New Low-Cost Tag System to Revolutionize Industrial Communication

Scientists have unveiled a groundbreaking technology that enables low-cost, efficient communication across large networks of devices. This innovation could significantly improve industrial monitoring, smart city infrastructure and agricultural sensor networks.

Researchers at Princeton University, Rice University and Brown University have announced a remarkable technological breakthrough that could transform communication among industrial machines and beyond, by unveiling a low-power, cost-effective backscatter tag system that operates in the sub-terahertz frequency range.

This innovative technology, detailed in a paper published in the journal Nature Communications, allows for the efficient sharing of information among a vast number of devices without relying on power-intensive signal transmitters.

By utilizing high-frequency backscattering, the new system supports real-time monitoring in industrial settings, smart city infrastructure and agriculture, marking a significant leap in wireless communication capabilities.

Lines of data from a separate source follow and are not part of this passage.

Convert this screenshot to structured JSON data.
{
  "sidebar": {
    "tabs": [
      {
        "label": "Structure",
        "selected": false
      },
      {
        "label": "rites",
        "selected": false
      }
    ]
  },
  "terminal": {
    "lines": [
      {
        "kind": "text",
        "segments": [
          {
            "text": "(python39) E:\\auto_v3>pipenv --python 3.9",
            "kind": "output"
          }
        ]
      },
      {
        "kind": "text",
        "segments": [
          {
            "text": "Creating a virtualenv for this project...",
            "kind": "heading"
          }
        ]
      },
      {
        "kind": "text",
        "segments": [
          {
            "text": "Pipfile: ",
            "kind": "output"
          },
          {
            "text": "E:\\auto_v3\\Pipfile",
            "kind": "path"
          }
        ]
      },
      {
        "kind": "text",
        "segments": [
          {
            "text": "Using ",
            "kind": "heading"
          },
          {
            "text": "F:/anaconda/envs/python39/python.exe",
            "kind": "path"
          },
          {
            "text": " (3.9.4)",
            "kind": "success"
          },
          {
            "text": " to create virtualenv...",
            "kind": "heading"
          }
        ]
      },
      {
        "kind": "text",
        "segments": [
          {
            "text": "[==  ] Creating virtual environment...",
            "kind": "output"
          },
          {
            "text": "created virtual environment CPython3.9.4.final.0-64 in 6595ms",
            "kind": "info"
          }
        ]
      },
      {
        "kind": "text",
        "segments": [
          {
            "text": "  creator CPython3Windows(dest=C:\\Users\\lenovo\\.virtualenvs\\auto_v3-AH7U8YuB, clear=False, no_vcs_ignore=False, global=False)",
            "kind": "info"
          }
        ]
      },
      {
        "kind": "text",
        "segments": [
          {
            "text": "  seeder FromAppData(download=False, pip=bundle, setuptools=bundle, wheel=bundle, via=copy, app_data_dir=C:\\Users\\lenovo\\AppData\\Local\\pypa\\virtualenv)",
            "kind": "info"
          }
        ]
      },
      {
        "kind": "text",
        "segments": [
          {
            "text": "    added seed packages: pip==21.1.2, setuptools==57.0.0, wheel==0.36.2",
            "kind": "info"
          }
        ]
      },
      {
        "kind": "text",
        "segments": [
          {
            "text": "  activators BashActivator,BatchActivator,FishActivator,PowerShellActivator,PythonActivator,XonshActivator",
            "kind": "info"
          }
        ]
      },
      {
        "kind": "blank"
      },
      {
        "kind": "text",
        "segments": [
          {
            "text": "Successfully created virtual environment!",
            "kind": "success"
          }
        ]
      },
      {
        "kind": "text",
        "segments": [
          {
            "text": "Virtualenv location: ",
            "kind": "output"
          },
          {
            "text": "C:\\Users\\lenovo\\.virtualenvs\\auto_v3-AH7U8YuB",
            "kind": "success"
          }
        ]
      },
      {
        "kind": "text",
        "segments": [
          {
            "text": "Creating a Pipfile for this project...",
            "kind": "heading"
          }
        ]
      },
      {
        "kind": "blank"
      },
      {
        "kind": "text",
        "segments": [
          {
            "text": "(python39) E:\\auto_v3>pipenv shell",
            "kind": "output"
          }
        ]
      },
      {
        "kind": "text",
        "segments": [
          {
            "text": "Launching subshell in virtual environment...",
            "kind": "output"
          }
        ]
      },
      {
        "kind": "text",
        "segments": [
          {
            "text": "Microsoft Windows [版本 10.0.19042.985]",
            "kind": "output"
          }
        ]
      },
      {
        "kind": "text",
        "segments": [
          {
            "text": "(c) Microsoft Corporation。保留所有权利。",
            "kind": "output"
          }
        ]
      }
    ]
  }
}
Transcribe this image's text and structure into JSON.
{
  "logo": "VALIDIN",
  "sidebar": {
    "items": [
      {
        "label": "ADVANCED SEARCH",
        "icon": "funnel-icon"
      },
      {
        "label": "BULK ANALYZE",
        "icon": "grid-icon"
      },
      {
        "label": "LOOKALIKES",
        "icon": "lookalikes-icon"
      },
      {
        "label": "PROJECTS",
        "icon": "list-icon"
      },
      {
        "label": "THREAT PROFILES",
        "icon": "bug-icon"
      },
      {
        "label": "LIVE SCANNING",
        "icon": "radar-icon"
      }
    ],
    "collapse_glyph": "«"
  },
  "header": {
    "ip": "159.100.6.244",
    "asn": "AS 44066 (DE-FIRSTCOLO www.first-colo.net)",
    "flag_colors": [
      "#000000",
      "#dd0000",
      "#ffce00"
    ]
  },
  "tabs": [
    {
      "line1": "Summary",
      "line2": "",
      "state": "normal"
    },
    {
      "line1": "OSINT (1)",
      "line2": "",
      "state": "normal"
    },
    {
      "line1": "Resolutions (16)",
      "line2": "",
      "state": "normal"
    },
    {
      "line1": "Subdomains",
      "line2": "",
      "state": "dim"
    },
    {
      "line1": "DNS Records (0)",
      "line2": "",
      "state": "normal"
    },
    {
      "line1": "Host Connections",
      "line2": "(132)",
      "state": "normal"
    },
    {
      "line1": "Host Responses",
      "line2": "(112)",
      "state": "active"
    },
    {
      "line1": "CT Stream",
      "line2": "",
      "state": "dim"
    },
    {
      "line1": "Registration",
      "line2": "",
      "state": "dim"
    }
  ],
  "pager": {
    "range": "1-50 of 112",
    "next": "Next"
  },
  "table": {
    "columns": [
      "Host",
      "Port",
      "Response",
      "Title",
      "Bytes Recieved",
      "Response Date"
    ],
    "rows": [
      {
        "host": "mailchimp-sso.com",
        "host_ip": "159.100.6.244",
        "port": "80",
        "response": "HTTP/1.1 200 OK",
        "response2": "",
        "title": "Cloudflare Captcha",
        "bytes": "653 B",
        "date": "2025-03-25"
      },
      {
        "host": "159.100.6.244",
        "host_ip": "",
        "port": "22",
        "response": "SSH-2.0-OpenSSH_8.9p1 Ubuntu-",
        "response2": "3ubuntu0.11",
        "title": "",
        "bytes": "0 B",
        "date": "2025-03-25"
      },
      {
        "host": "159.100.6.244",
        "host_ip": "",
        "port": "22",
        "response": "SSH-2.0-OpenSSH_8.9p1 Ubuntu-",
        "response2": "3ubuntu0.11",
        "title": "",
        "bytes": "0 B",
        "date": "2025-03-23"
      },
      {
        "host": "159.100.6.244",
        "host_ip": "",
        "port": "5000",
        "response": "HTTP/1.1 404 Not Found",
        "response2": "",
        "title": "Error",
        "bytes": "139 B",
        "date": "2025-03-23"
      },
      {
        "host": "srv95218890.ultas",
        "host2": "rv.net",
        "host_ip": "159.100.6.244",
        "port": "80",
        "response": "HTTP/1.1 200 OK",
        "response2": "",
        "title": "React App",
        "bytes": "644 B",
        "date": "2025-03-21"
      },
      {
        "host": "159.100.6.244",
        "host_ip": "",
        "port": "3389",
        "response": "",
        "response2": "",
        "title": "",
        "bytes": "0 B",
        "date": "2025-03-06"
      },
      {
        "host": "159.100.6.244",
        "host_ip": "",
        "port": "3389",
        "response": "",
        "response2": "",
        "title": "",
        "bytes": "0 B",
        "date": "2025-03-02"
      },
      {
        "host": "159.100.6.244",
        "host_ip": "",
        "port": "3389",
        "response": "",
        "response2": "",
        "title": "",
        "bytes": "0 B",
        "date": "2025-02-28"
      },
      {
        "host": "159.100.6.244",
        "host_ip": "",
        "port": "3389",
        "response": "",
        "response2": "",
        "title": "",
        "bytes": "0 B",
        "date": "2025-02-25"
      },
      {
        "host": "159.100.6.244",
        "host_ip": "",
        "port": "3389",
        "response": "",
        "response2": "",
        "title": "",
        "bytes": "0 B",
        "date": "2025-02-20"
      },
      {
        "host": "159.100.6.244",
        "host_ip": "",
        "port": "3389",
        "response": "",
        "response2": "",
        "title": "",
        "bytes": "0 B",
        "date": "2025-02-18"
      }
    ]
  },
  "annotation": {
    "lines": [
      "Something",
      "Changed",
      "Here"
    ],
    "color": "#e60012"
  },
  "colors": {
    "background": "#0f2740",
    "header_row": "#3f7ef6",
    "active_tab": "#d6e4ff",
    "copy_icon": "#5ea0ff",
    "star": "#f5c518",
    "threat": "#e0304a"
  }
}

“I believe this technology will find applications in many interesting settings,” principal investigator Yasaman Ghasempour, an assistant professor of electrical and computer engineering at Princeton, said in a news release. “Despite the conventional wisdom, this paper shows that it is possible to have low-power, scalable communication in the sub-terahertz range.”

Revolutionizing Communications

The technology is an advanced version of a wireless device known as a tag. This new tag employs backscattering, a process where a central reader sends a signal to a sensor tag, which then reflects this signal back to the reader.

While backscattering exists in low-frequency systems like smart payment and building entry cards, this is the first time it has been proven feasible at sub-terahertz frequencies.

Higher frequencies mean the system can support high-speed data transmission, which is crucial for dense networks of devices. This development promises to save significant power and infrastructure costs compared to traditional wireless systems.

Engineering Breakthroughs

The team faced notable challenges with high-frequency signals, which are prone to fading and require precise directional transmission. Traditional backscatter tags use simple antennas that broadcast energy in all directions, resulting in inefficiencies.

In contrast, this new system uses advanced antennas that automatically adjust signal direction based on frequency changes.

“The reader has to form a narrow pencil-shaped beam to shine into the tag’s precise location, and the low-power tag should do the same without consuming any power. That’s the real challenge,” Ghasempour added.

Wide-Ranging Applications

These advancements could immediately impact industrial applications, such as monitoring manufacturing robots’ conditions or detecting gas leaks in refineries. Looking forward, the technology could play a vital role in large-scale deployments like smart cities and agricultural networks.

In smart cities, the tags could be placed on traffic signs, detectable by self-driving cars under adverse weather conditions. In agriculture, expansive networks of soil sensors could monitor real-time data on moisture levels or temperature.

Ghasempour hopes the paper will inspire further engineering improvements for various advanced applications. By finding ways to amplify signals at low costs, the technology could power sensor networks across urban environments to monitor air quality or traffic flow.

This breakthrough opens up new avenues for low-power, large-scale data communication, marking a pivotal step toward more efficient and scalable wireless systems.